Court Order & Findings
The Hon'ble Judge Devashis Baruah rejected the petitions and
ruled in favor of the Revenue on the core jurisdictional issues:
- No
Bar on Consolidation: The Court held that there is absolutely
no bar against issuing a consolidated Show Cause Notice for different
financial years together under Section 73(1) or 74(1), provided it falls
within the individual limitation parameters.
- No
Bar on Consolidated Orders: Similarly, the Proper
Officer is fully empowered to pass a consolidated adjudication order for
multiple financial years under Sections 73(9) and 74(9).
- Doctrine
of Severability: If a consolidated notice covers a
time-barred year along with valid years, the entire proceeding does not
fail. The court applied the doctrine of severability, stating that each
financial year is a separate cause of action and time-barred portions can
simply be stripped out without invalidating the rest.
- Assessment
vs. Adjudication: The Court clarified that
"Assessment" under Chapter XII (which is
administrative/inquisitorial) is distinctly segregated from "Demand
and Recovery" under Chapter XV (which is adversarial, carries heavy
penalties, and addresses elements like fraud or suppression). Hence,
assessment structures do not restrict demand notices.
- Relegation
to Appellate Remedies: Answering the jurisdictional question
against the petitioners, the High Court declined to evaluate the factual
merits and directed all three petitioners to approach their statutory
appellate forums (Sections 107 and 112) within 30 days, shielding them from
limitation exclusions during this period.
Important Clarification
- The
Gauhati High Court explicitly parted ways with the contrary
interpretations of the Kerala and Madras High Courts.
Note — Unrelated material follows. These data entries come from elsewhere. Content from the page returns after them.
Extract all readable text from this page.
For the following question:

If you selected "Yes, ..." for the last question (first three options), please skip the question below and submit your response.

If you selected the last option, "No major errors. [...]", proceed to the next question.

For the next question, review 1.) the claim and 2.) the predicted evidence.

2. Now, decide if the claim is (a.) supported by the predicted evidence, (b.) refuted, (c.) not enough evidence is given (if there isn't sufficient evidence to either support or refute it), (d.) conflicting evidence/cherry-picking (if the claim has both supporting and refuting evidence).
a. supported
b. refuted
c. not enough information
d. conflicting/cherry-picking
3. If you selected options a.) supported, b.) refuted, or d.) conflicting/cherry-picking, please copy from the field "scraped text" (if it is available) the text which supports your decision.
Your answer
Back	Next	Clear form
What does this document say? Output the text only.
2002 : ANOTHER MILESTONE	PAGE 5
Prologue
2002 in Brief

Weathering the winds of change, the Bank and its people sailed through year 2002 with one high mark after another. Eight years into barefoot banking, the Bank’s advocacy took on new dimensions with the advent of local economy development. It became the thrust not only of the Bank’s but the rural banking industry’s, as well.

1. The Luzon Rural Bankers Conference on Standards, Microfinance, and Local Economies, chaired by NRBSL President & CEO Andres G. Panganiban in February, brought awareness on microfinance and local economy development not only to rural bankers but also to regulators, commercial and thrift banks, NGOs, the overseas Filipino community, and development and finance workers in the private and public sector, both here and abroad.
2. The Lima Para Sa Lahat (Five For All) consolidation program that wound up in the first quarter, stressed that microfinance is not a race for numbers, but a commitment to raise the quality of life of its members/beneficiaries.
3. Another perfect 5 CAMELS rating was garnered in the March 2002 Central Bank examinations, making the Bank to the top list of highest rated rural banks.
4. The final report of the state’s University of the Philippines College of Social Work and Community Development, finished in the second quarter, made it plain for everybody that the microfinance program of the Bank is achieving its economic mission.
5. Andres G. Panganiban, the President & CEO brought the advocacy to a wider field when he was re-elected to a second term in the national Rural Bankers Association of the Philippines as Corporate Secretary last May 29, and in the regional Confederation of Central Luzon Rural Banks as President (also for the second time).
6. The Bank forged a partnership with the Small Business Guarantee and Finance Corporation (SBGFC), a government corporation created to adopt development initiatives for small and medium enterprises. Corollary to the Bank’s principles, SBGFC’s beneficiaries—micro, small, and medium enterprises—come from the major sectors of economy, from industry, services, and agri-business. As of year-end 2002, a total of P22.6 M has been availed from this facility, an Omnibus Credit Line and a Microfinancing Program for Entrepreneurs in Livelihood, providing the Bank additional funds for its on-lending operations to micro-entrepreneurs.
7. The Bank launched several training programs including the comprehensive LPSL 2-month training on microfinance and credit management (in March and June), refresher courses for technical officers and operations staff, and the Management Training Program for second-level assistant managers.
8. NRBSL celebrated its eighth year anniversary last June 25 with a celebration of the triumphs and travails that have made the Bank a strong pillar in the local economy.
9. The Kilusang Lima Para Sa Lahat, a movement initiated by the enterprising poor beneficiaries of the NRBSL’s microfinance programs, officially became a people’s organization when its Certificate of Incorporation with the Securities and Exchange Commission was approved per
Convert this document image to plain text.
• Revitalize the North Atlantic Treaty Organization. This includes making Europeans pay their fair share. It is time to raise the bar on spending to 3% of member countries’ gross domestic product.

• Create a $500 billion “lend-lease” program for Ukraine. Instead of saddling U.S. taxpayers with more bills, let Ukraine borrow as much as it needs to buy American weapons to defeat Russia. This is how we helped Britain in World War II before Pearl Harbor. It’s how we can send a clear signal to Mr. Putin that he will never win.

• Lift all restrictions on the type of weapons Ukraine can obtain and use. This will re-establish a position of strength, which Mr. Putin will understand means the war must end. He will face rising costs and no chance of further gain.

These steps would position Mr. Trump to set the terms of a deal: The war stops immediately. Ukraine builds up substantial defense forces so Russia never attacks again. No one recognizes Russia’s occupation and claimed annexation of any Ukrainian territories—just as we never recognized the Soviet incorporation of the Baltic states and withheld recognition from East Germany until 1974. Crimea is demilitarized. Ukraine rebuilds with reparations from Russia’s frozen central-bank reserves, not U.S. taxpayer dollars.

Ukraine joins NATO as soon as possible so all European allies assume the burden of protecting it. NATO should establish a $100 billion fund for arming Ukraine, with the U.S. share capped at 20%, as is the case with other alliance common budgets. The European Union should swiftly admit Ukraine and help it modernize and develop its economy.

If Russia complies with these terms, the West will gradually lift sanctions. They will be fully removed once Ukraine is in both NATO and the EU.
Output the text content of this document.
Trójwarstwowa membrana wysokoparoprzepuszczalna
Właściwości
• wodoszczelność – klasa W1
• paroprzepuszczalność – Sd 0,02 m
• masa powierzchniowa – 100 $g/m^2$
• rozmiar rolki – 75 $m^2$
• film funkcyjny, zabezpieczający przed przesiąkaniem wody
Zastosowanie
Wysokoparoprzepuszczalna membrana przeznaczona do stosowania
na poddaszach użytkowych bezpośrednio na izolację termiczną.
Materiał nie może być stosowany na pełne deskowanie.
It aligned directly
with the Division Benches of the Delhi, Allahabad, and Karnataka High
Courts, emphasizing that administrative compilation does not automatically
translate to a lack of statutory jurisdiction or cause existential
prejudice under Article 14.
Section Involved
- Section
2(11): Definition of Assessment.
- Section
39 & 44: Filing of monthly returns and annual
returns.
- Section
73: Determination of tax not paid, short paid, or ITC
wrongly availed for reasons other than fraud.
- Section
74: Determination of tax not paid, short paid, or ITC
wrongly availed by reason of fraud, willful misstatement, or suppression.
- Section
75: General provisions relating to the determination of tax.
- Section 107 & 112: Appeals to Appellate Authority and Appellate Tribunal.